Decadal Climate Variability in Climate Change Scenarios

PI: Vikram Mehta
Center for Research on the Changing Earth System (CRCES)
Email: vikram@crces.org


Background

There is an increasing awareness in the scientific community about decadal climate variability phenomena in the tropical-subtropical Atlantic (Moura and Shukla, 1981; Hastenrath, 1990, 1991; Mehta and Delworth, 1995; Hansen and Bezdek, 1996; Delworth and Mehta, 1998; Rajagopalan et al., 1998; Mehta, 1998; Enfield et al., 1999; Tourre et al., 1999; Yang, 1999; Dommenget and Latif, 2000) and Pacific (Mann and Park, 1996; Mantua et al., 1997; White et al., 1997; Zhang Y. et al., 1997; Zhang R. and Levitus, 1997; Latif et al., 1997; Nakamura et al., 1997; Nakamura and Yamagata, 1999; Zhang R., 1998; White and Cayan, 1998; Pierce et al., 2000; Mehta, 2001); the Indo-Pacific Warm Pool (Mehta and Mehta, 2001); modulations of ENSO (Balmaseda et al., 1995) and its climate impacts (Gershunov and Barnett, 1998; Power et al., 1999, Mehta and Suarez, 2001); modulations of interannual ENSO-monsoon relationship (Mehta and Lau, 1997; Kumar et al., 1999; Krishnamurthy and Goswami, 2000; Gershunov et al., 2001; ); and variations/trends in the North Atlantic Oscillation (Hurrell, 1995; Thompson and Wallace, 1998; Rodwell et al., 1999; Mehta et al., 2000; Latif et al., 2000). These and other such phenomena appear to influence, to varying degrees, regional and/or global climate. These phenomena can also potentially interfere in the detection and quantification of climate change, especially at sub-continental scales, due to increasing CO2 in the Earth-atmosphere system. Therefore, it is very important to understand mechanisms of such phenomena, quantify their predictability, and ascertain the likely influence of increasing CO2 on these phenomena and their predictability. Global coupled models can be very useful tools in these studies. The century-long (or longer) runs of the CMIP2+ global coupled models can be especially useful because these models are also used to estimate future climate change in various scenarios of increasing CO2.

Objectives

There are three major objectives of the proposed work:

  1. to determine characteristics (time scales, spatial patterns, evolution, association with other phenomena) of the decadal climate phenomena mentioned above and compare them with the observed characteristics of these phenomena,
  2. to estimate how these characteristics might change as functions of increasing CO2, and
  3. to attempt to relate inter-model differences in the results to model formulations.

Methodology

It is proposed to analyse variability of model sea surface temperatures (SSTs) from the control runs first to compare with the observed SST variability in the above-mentioned decadal phenomena. Spatial patterns, time scales, and evolution of decadal SST anomalies will be analyzed, using various spectrum analysis and space-time structure analysis techniques such as Fourier, Singular, Wavelet, Multi-Taper, SVD and other types of EOF analysis, space-time lag-correlation, and composites. These results will then be compared with corresponding results from the observed SST analyses. If there are significant, decadal spectral peaks, there may be specific processes responsible for generating the spectral peaks. To study these processes, SST, sub-surface ocean temperature and velocity fields; ocean-atmosphere momentum, heat and freshwater fluxes; and atmospheric fields will be bandpass-filtered and the evolution of the anomalies will be studied. Horizontal and vertical propagations of ocean heat content signals, if any, will also be studied in conjunction with the ocean-atmosphere fluxes to see whether the decadal signals in SSTs precede or follow decadal signals in surface fluxes and upper-ocean heat content. This may shed some light on whether the atmosphere forces the SST signal or whether the ocean also plays an important role in it.

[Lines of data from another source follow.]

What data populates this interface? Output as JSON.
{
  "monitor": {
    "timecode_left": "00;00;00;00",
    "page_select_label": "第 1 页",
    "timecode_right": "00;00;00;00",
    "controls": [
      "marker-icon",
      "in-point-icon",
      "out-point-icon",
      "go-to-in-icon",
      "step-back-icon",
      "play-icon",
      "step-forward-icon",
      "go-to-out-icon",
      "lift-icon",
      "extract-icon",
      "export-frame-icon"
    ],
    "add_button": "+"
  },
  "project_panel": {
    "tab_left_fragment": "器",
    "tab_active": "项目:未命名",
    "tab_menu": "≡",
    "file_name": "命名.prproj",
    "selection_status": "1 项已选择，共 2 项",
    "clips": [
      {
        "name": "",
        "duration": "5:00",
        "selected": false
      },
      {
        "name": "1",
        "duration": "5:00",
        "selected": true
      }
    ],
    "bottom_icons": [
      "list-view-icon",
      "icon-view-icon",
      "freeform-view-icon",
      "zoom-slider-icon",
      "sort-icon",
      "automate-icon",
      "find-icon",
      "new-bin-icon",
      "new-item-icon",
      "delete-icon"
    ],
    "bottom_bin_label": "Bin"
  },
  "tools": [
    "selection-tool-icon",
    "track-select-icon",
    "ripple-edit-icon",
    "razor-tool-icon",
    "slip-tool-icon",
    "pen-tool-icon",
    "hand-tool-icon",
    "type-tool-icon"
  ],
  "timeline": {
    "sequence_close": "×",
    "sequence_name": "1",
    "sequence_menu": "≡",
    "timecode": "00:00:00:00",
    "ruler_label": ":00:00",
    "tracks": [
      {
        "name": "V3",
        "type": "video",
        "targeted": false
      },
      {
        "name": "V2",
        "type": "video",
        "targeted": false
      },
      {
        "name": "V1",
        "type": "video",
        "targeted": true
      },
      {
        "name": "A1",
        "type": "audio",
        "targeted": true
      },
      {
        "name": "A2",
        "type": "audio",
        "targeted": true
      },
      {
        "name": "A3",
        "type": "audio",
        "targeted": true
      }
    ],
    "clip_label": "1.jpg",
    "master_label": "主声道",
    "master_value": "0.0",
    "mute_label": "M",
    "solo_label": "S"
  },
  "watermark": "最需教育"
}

Results from the models will be compared with SST observations from the Global Ocean surface Temperature Atlas (GOSTA; Bottomley et al., 1990), the Global sea-Ice and Sea Surface Temperature (GISST; Rayner et al., 1996), the HadISST, reconstructed SST data from Kaplan et al. (1998), and the model-assimilated ocean data from the Simple Ocean Data Assimilation (SODA) system. The atmospheric componet of the results will be compared with corresponding results from the NCEP/NCAR Reanalyses data sets. Simulated rainfall variability will be compared with rainfall data from Dai et al. (1997) and Hulme et al. (1999).

These analyses will also be performed on the model data from the increasing CO2 runs and also on data from varying solar radiation runs if such runs will be available.